Nun scheiter ich an für mich simplen sachen wie "pdf's mit php erstellen", da diese Lib nicht installiert ist... *grml*

Nun hab ich mir gedanken darüber gemacht einen vserver zu holen (gibt es ja im selben preisbereich oder geringfügig teurer)...
... jedoch hab ich beim durchstöbern gelesen, das dies sehr teuer werden kann, wenn man seinen Server nicht genug absichert.

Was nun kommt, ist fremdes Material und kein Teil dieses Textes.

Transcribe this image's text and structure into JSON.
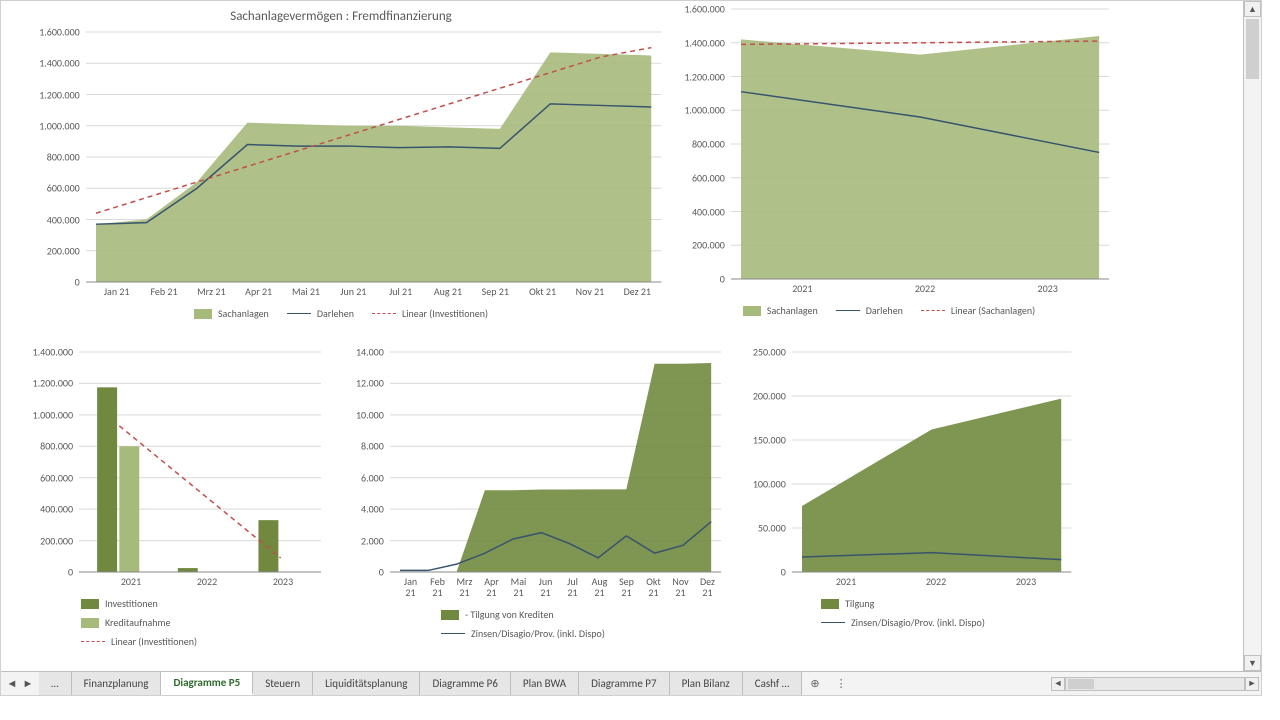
{
  "chart_top_left": {
    "type": "area-line",
    "title": "Sachanlagevermögen : Fremdfinanzierung",
    "categories": [
      "Jan 21",
      "Feb 21",
      "Mrz 21",
      "Apr 21",
      "Mai 21",
      "Jun 21",
      "Jul 21",
      "Aug 21",
      "Sep 21",
      "Okt 21",
      "Nov 21",
      "Dez 21"
    ],
    "series": {
      "sachanlagen": {
        "label": "Sachanlagen",
        "values": [
          370000,
          400000,
          640000,
          1020000,
          1010000,
          1000000,
          1000000,
          990000,
          980000,
          1470000,
          1460000,
          1450000
        ],
        "color": "#a6ba7c"
      },
      "darlehen": {
        "label": "Darlehen",
        "values": [
          370000,
          380000,
          600000,
          880000,
          870000,
          870000,
          860000,
          865000,
          855000,
          1140000,
          1130000,
          1120000
        ],
        "color": "#38546d"
      },
      "linear": {
        "label": "Linear (Investitionen)",
        "values": [
          440000,
          540000,
          640000,
          740000,
          840000,
          940000,
          1040000,
          1140000,
          1240000,
          1340000,
          1440000,
          1500000
        ],
        "color": "#c0504d"
      }
    },
    "y": {
      "min": 0,
      "max": 1600000,
      "ticks": [
        0,
        200000,
        400000,
        600000,
        800000,
        1000000,
        1200000,
        1400000,
        1600000
      ]
    },
    "grid_color": "#d9d9d9",
    "title_fontsize": 13
  },
  "chart_top_right": {
    "type": "area-line",
    "categories": [
      "2021",
      "2022",
      "2023"
    ],
    "series": {
      "sachanlagen": {
        "label": "Sachanlagen",
        "values": [
          1420000,
          1330000,
          1440000
        ],
        "color": "#a6ba7c"
      },
      "darlehen": {
        "label": "Darlehen",
        "values": [
          1110000,
          960000,
          750000
        ],
        "color": "#38546d"
      },
      "linear": {
        "label": "Linear (Sachanlagen)",
        "values": [
          1390000,
          1400000,
          1410000
        ],
        "color": "#c0504d"
      }
    },
    "y": {
      "min": 0,
      "max": 1600000,
      "ticks": [
        0,
        200000,
        400000,
        600000,
        800000,
        1000000,
        1200000,
        1400000,
        1600000
      ]
    },
    "grid_color": "#d9d9d9"
  },
  "chart_bottom_left": {
    "type": "bar",
    "categories": [
      "2021",
      "2022",
      "2023"
    ],
    "series": {
      "investitionen": {
        "label": "Investitionen",
        "values": [
          1175000,
          25000,
          330000
        ],
        "color": "#71893f"
      },
      "kreditaufnahme": {
        "label": "Kreditaufnahme",
        "values": [
          800000,
          0,
          0
        ],
        "color": "#a6ba7c"
      },
      "linear": {
        "label": "Linear (Investitionen)",
        "values": [
          930000,
          510000,
          90000
        ],
        "color": "#c0504d"
      }
    },
    "y": {
      "min": 0,
      "max": 1400000,
      "ticks": [
        0,
        200000,
        400000,
        600000,
        800000,
        1000000,
        1200000,
        1400000
      ]
    },
    "grid_color": "#d9d9d9",
    "bar_group_width": 0.55
  },
  "chart_bottom_mid": {
    "type": "area-line",
    "categories": [
      "Jan 21",
      "Feb 21",
      "Mrz 21",
      "Apr 21",
      "Mai 21",
      "Jun 21",
      "Jul 21",
      "Aug 21",
      "Sep 21",
      "Okt 21",
      "Nov 21",
      "Dez 21"
    ],
    "series": {
      "tilgung": {
        "label": "- Tilgung von Krediten",
        "values": [
          0,
          0,
          0,
          5200,
          5200,
          5250,
          5250,
          5260,
          5260,
          13250,
          13250,
          13300
        ],
        "color": "#71893f"
      },
      "zinsen": {
        "label": "Zinsen/Disagio/Prov. (inkl. Dispo)",
        "values": [
          100,
          100,
          500,
          1200,
          2100,
          2500,
          1800,
          900,
          2300,
          1200,
          1700,
          3200
        ],
        "color": "#38546d"
      }
    },
    "y": {
      "min": 0,
      "max": 14000,
      "ticks": [
        0,
        2000,
        4000,
        6000,
        8000,
        10000,
        12000,
        14000
      ]
    },
    "grid_color": "#d9d9d9"
  },
  "chart_bottom_right": {
    "type": "area-line",
    "categories": [
      "2021",
      "2022",
      "2023"
    ],
    "series": {
      "tilgung": {
        "label": "Tilgung",
        "values": [
          75000,
          162000,
          197000
        ],
        "color": "#71893f"
      },
      "zinsen": {
        "label": "Zinsen/Disagio/Prov. (inkl. Dispo)",
        "values": [
          17000,
          22000,
          14000
        ],
        "color": "#38546d"
      }
    },
    "y": {
      "min": 0,
      "max": 250000,
      "ticks": [
        0,
        50000,
        100000,
        150000,
        200000,
        250000
      ]
    },
    "grid_color": "#d9d9d9"
  },
  "tabs": {
    "items": [
      "Finanzplanung",
      "Diagramme P5",
      "Steuern",
      "Liquiditätsplanung",
      "Diagramme P6",
      "Plan BWA",
      "Diagramme P7",
      "Plan Bilanz",
      "Cashf …"
    ],
    "active_index": 1,
    "ellipsis": "…"
  },
  "axis_format": {
    "thousand_sep": ".",
    "decimal_sep": ","
  }
}
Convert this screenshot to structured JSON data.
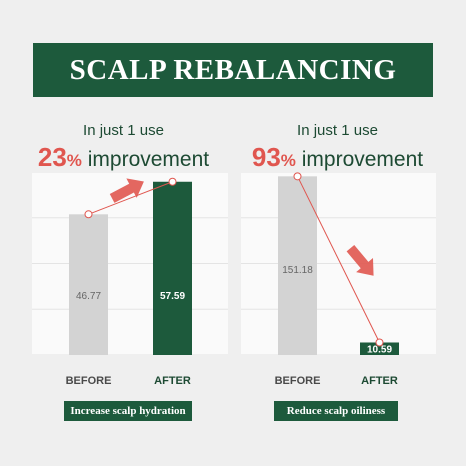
{
  "header": {
    "title": "SCALP REBALANCING"
  },
  "panels": [
    {
      "line1": "In just 1 use",
      "pct": "23",
      "pct_sign": "%",
      "improvement": " improvement",
      "caption": "Increase scalp hydration"
    },
    {
      "line1": "In just 1 use",
      "pct": "93",
      "pct_sign": "%",
      "improvement": " improvement",
      "caption": "Reduce scalp oiliness"
    }
  ],
  "colors": {
    "brand_green": "#1d5a3c",
    "accent_red": "#e0564f",
    "bar_before": "#d3d3d3",
    "bar_after": "#1d5a3c",
    "background": "#efefef",
    "plot_bg": "#fafafa"
  },
  "chart_data": [
    {
      "type": "bar",
      "categories": [
        "BEFORE",
        "AFTER"
      ],
      "values": [
        46.77,
        57.59
      ],
      "value_labels": [
        "46.77",
        "57.59"
      ],
      "trend": "up",
      "ylim": [
        0,
        60.5
      ],
      "grid": true
    },
    {
      "type": "bar",
      "categories": [
        "BEFORE",
        "AFTER"
      ],
      "values": [
        151.18,
        10.59
      ],
      "value_labels": [
        "151.18",
        "10.59"
      ],
      "trend": "down",
      "ylim": [
        0,
        154
      ],
      "grid": true
    }
  ]
}
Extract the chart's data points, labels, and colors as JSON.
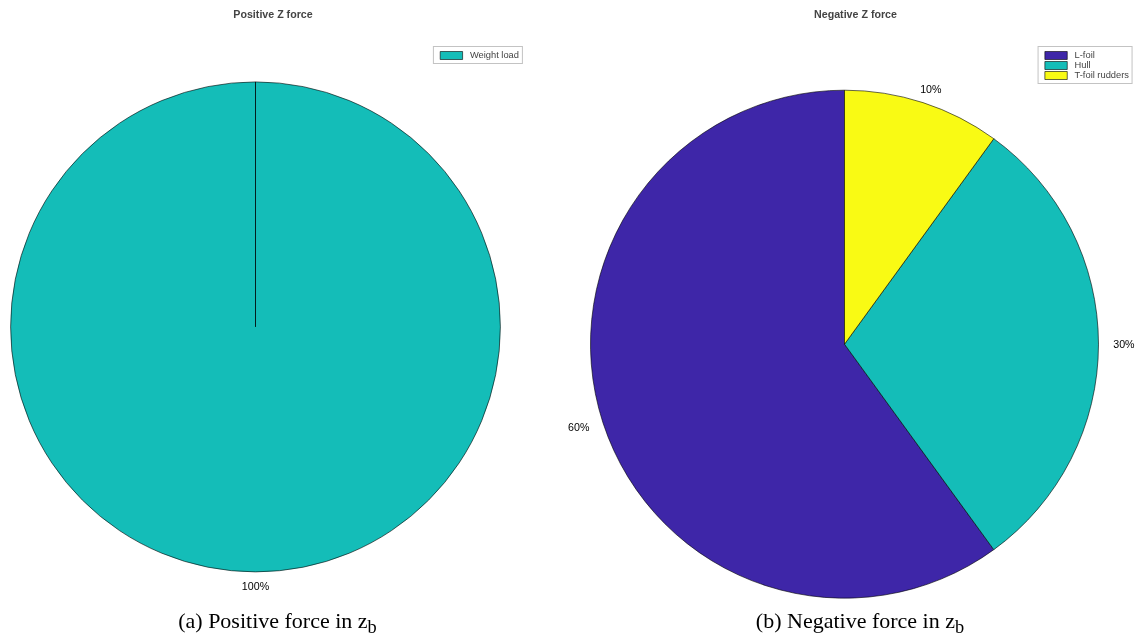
{
  "chart_data": [
    {
      "type": "pie",
      "title": "Positive Z force",
      "categories": [
        "Weight load"
      ],
      "values": [
        100
      ],
      "colors": [
        "#14bdb8"
      ],
      "value_labels": [
        "100%"
      ],
      "legend": "top right",
      "annotations": [
        "(a) Positive force in z$_{b}$"
      ]
    },
    {
      "type": "pie",
      "title": "Negative Z force",
      "categories": [
        "L-foil",
        "Hull",
        "T-foil rudders"
      ],
      "values": [
        60,
        30,
        10
      ],
      "colors": [
        "#3e26a8",
        "#14bdb8",
        "#f9fa14"
      ],
      "value_labels": [
        "60%",
        "30%",
        "10%"
      ],
      "legend": "top right",
      "annotations": [
        "(b) Negative force in z$_{b}$"
      ]
    }
  ]
}
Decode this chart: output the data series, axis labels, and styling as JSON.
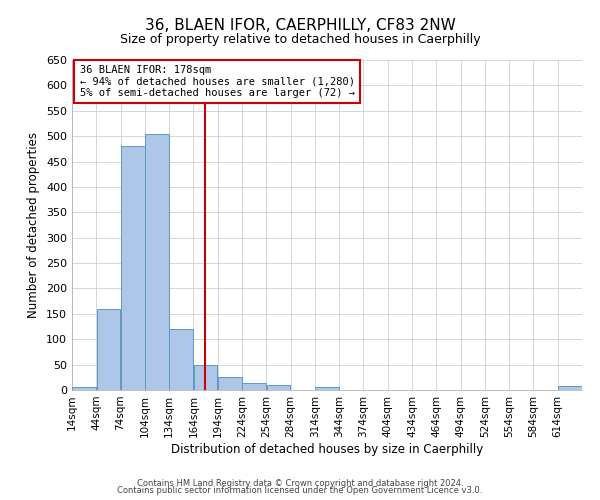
{
  "title": "36, BLAEN IFOR, CAERPHILLY, CF83 2NW",
  "subtitle": "Size of property relative to detached houses in Caerphilly",
  "xlabel": "Distribution of detached houses by size in Caerphilly",
  "ylabel": "Number of detached properties",
  "bin_edges": [
    14,
    44,
    74,
    104,
    134,
    164,
    194,
    224,
    254,
    284,
    314,
    344,
    374,
    404,
    434,
    464,
    494,
    524,
    554,
    584,
    614,
    644
  ],
  "bar_heights": [
    5,
    160,
    480,
    505,
    120,
    50,
    25,
    13,
    10,
    0,
    5,
    0,
    0,
    0,
    0,
    0,
    0,
    0,
    0,
    0,
    8
  ],
  "bar_color": "#aec6e8",
  "bar_edge_color": "#5a9abf",
  "property_size": 178,
  "vline_color": "#cc0000",
  "ylim": [
    0,
    650
  ],
  "yticks": [
    0,
    50,
    100,
    150,
    200,
    250,
    300,
    350,
    400,
    450,
    500,
    550,
    600,
    650
  ],
  "annotation_title": "36 BLAEN IFOR: 178sqm",
  "annotation_line1": "← 94% of detached houses are smaller (1,280)",
  "annotation_line2": "5% of semi-detached houses are larger (72) →",
  "annotation_box_color": "#ffffff",
  "annotation_box_edge": "#cc0000",
  "footer1": "Contains HM Land Registry data © Crown copyright and database right 2024.",
  "footer2": "Contains public sector information licensed under the Open Government Licence v3.0.",
  "background_color": "#ffffff",
  "grid_color": "#d0d0d0",
  "title_fontsize": 11,
  "subtitle_fontsize": 9,
  "ylabel_fontsize": 8.5,
  "xlabel_fontsize": 8.5,
  "ytick_fontsize": 8,
  "xtick_fontsize": 7.5,
  "footer_fontsize": 6,
  "annot_fontsize": 7.5
}
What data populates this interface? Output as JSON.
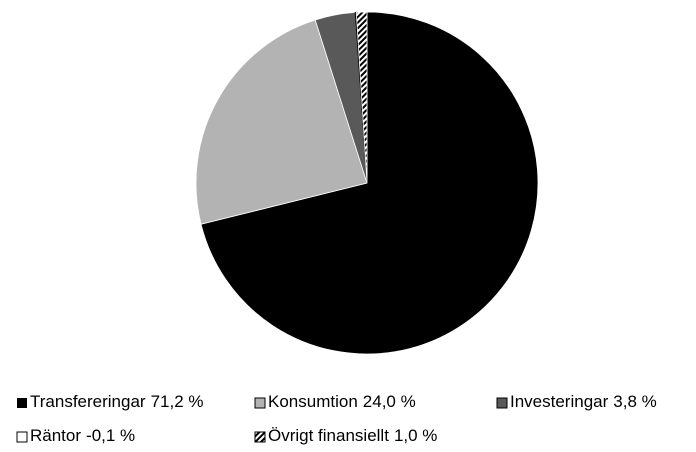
{
  "chart_data": {
    "type": "pie",
    "categories": [
      "Transfereringar",
      "Konsumtion",
      "Investeringar",
      "Räntor",
      "Övrigt finansiellt"
    ],
    "values": [
      71.2,
      24.0,
      3.8,
      -0.1,
      1.0
    ],
    "value_labels": [
      "71,2 %",
      "24,0 %",
      "3,8 %",
      "-0,1 %",
      "1,0 %"
    ],
    "fills": [
      "#000000",
      "#b3b3b3",
      "#595959",
      "#ffffff",
      "diagonal-hatch"
    ],
    "legend": "bottom"
  }
}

dann bin ich auf die managed-Variante gestoßen...
Meine Frage:
Wer kann mir gute Anbieter nennen, die zuverlässig sind und auch guten Support haben?
Der Preis sollte bis max. 30€ gehen...

Einige werden Fragen wieso vserver?
- unabhänigkeit (z.B. die Sache mit der php lib)
- ev. anbieten von Webspace an Bekannte
- ev. ausweitung alla TeamSpeak oder so

Was meint Ihr?
Was würde für mich zutreffen, was den Preislichen Rahmen nicht sprengt?

Crusher


----------



## DJLopez (18. Oktober 2007)

vserver sind dafür ne gute wahl! Allerdings solltest du auch ein wenig Erfahrung in Sachen Linux mitbringen! Wenn du dich auf der console garnicht zurechtfindest, kann das schonmal schwierig werden. "Managed" vServer gibt es wohl, allerdings wirds mit 30 Euro schon ein wenig knapp. Schau dir mal Domainfactory.de an, dort gibt es auch managed hosting, ansonsten kann ich selber dogado.de empfehlen. Beides sehr bekannte Größen in der Hostingwelt ;-)

Und NEIN, ich arbeite NICHT dort!


----------